Se, a prima vista, si potrebbe affermare che i dati precedenti si traducono in un 19% in più di possibilità di sviluppare l’autismo dopo un parto indotto, un successivo studio sembra smentire tale affermazione. Prendendo in considerazione quasi 700.000 coppie di sorelle e fratelli, infatti, si è scoperto che a intervenire sulle probabilità di autismo sono in realtà la genetica e i problemi medici. L’induzione del travaglio, quindi, non sembrerebbe influire sul rischio dei disturbi dello spettro autistico. Al contrario, si renderanno necessari ulteriori studi sulle caratteristiche delle madri che fanno propendere per il parto indotto: obesità, età avanzata, diabete, ipertensione.
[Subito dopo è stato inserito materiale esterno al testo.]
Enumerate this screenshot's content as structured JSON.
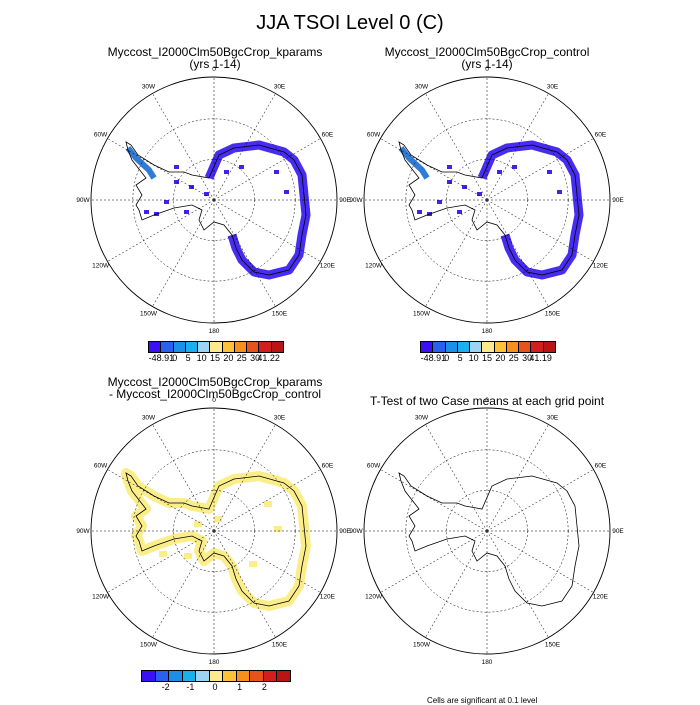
{
  "title": "JJA TSOI Level 0 (C)",
  "colors": {
    "coast": "#000000",
    "grid": "#000000",
    "land_fill_top": "#3d22f0",
    "peninsula_fill": "#2f7bd6",
    "diff_fill": "#fbee8a"
  },
  "panels": [
    {
      "title": "Myccost_I2000Clm50BgcCrop_kparams",
      "subtitle": "(yrs 1-14)",
      "colorbar": {
        "colors": [
          "#3a10f5",
          "#2b5ff0",
          "#1c8fe8",
          "#19b0ec",
          "#9fd3f2",
          "#ffe98a",
          "#fdc23a",
          "#f5901d",
          "#e8521c",
          "#d21e1e",
          "#b81616"
        ],
        "labels": [
          "-48.91",
          "0",
          "5",
          "10",
          "15",
          "20",
          "25",
          "30",
          "41.22"
        ]
      }
    },
    {
      "title": "Myccost_I2000Clm50BgcCrop_control",
      "subtitle": "(yrs 1-14)",
      "colorbar": {
        "colors": [
          "#3a10f5",
          "#2b5ff0",
          "#1c8fe8",
          "#19b0ec",
          "#9fd3f2",
          "#ffe98a",
          "#fdc23a",
          "#f5901d",
          "#e8521c",
          "#d21e1e",
          "#b81616"
        ],
        "labels": [
          "-48.91",
          "0",
          "5",
          "10",
          "15",
          "20",
          "25",
          "30",
          "41.19"
        ]
      }
    },
    {
      "title": "Myccost_I2000Clm50BgcCrop_kparams",
      "subtitle": "- Myccost_I2000Clm50BgcCrop_control",
      "colorbar": {
        "colors": [
          "#3a10f5",
          "#2b5ff0",
          "#1c8fe8",
          "#19b0ec",
          "#9fd3f2",
          "#ffe98a",
          "#fdc23a",
          "#f5901d",
          "#e8521c",
          "#d21e1e",
          "#b81616"
        ],
        "labels": [
          "-2",
          "-1",
          "0",
          "1",
          "2"
        ]
      }
    },
    {
      "title": "T-Test of two Case means at each grid point",
      "footnote": "Cells are significant at 0.1 level"
    }
  ],
  "map_labels": [
    "0",
    "30E",
    "60E",
    "90E",
    "120E",
    "150E",
    "180",
    "150W",
    "120W",
    "90W",
    "60W",
    "30W"
  ]
}
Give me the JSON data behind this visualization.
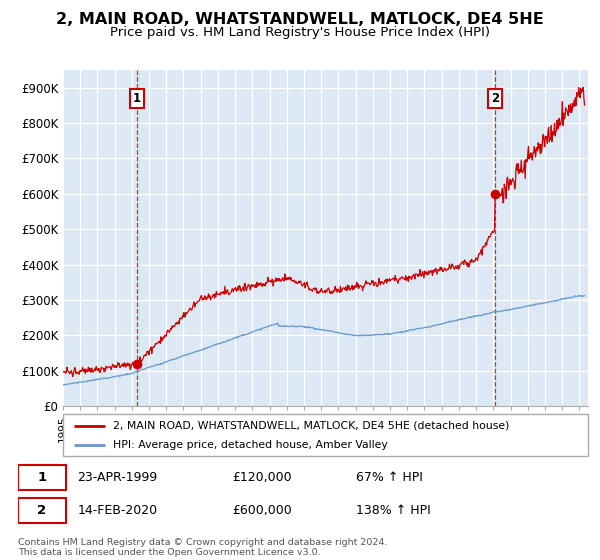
{
  "title": "2, MAIN ROAD, WHATSTANDWELL, MATLOCK, DE4 5HE",
  "subtitle": "Price paid vs. HM Land Registry's House Price Index (HPI)",
  "title_fontsize": 11.5,
  "subtitle_fontsize": 9.5,
  "ylim": [
    0,
    950000
  ],
  "yticks": [
    0,
    100000,
    200000,
    300000,
    400000,
    500000,
    600000,
    700000,
    800000,
    900000
  ],
  "ytick_labels": [
    "£0",
    "£100K",
    "£200K",
    "£300K",
    "£400K",
    "£500K",
    "£600K",
    "£700K",
    "£800K",
    "£900K"
  ],
  "background_color": "#ffffff",
  "plot_bg_color": "#dce9f5",
  "grid_color": "#ffffff",
  "sale1_x": 1999.31,
  "sale1_y": 120000,
  "sale2_x": 2020.12,
  "sale2_y": 600000,
  "hpi_line_color": "#6699cc",
  "price_line_color": "#cc0000",
  "legend_label_price": "2, MAIN ROAD, WHATSTANDWELL, MATLOCK, DE4 5HE (detached house)",
  "legend_label_hpi": "HPI: Average price, detached house, Amber Valley",
  "annotation1_label": "1",
  "annotation1_date": "23-APR-1999",
  "annotation1_price": "£120,000",
  "annotation1_hpi": "67% ↑ HPI",
  "annotation2_label": "2",
  "annotation2_date": "14-FEB-2020",
  "annotation2_price": "£600,000",
  "annotation2_hpi": "138% ↑ HPI",
  "footer": "Contains HM Land Registry data © Crown copyright and database right 2024.\nThis data is licensed under the Open Government Licence v3.0.",
  "xmin": 1995,
  "xmax": 2025.5
}
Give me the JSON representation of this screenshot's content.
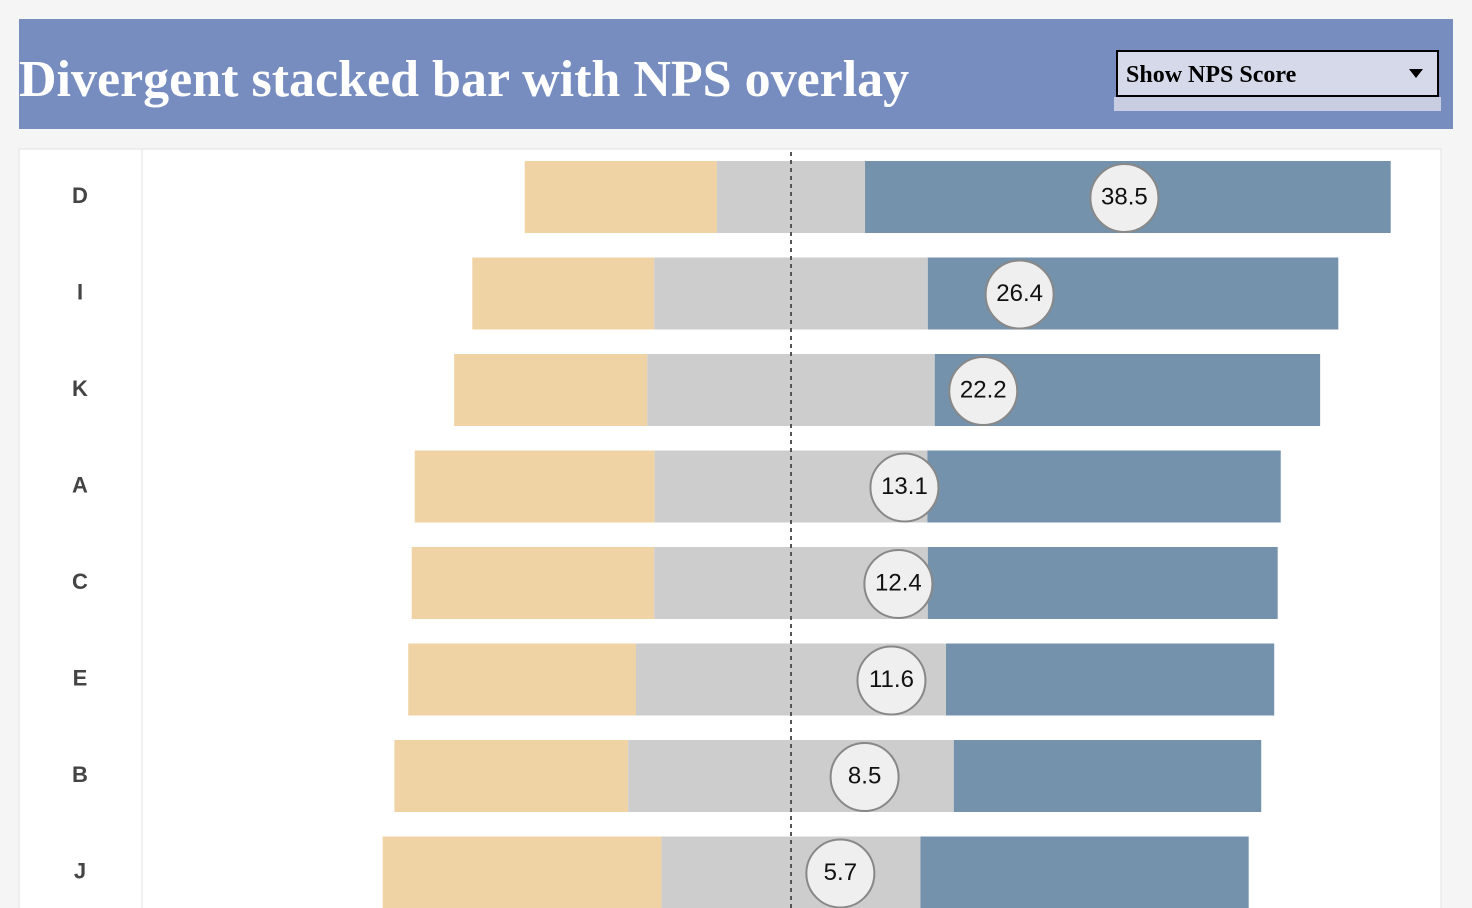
{
  "control": {
    "label": "Show NPS Score"
  },
  "chart_data": {
    "type": "divergent-bar",
    "title": "Divergent stacked bar with NPS overlay",
    "categories": [
      "D",
      "I",
      "K",
      "A",
      "C",
      "E",
      "B",
      "J"
    ],
    "series": [
      {
        "color": "#efd3a5",
        "values": [
          22.2,
          21.0,
          22.3,
          27.7,
          28.0,
          26.3,
          27.0,
          32.2
        ]
      },
      {
        "color": "#cdcdcd",
        "values": [
          17.1,
          31.6,
          33.2,
          31.5,
          31.6,
          35.8,
          37.6,
          29.9
        ]
      },
      {
        "color": "#7492ab",
        "values": [
          60.7,
          47.4,
          44.5,
          40.8,
          40.4,
          37.9,
          35.5,
          37.9
        ]
      }
    ],
    "nps": [
      38.5,
      26.4,
      22.2,
      13.1,
      12.4,
      11.6,
      8.5,
      5.7
    ]
  }
}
Un diverso studio, anch’esso recente, sembra invece giungere alle conclusioni opposte. Esso è condotto dagli scienziati della Duke Medicine e della University of Michigan. I ricercatori hanno esaminato circa 600.000 bambini nati negli ultimi otto anni nello stato americano del North Carolina e frequentanti scuole pubbliche. Dunque, è stato rilevato che l’incidenza dell’autismo risultava dello 0,4% tra le bambine contro l’1,3% tra i bambini. Tra questi, l’incidenza risulta maggiore su coloro che sono nati da parto indotto.
Tuttavia, non occorre allarmarsi. Ulteriori approfondimenti saranno necessari e gli altri studi in questo senso suggeriscono un’assenza di correlazione. Fattori di rischio noti sono invece l’età avanzata della donna al momento del parto e la nascita prematura, ovvero prima delle 34 settimane di gestazione.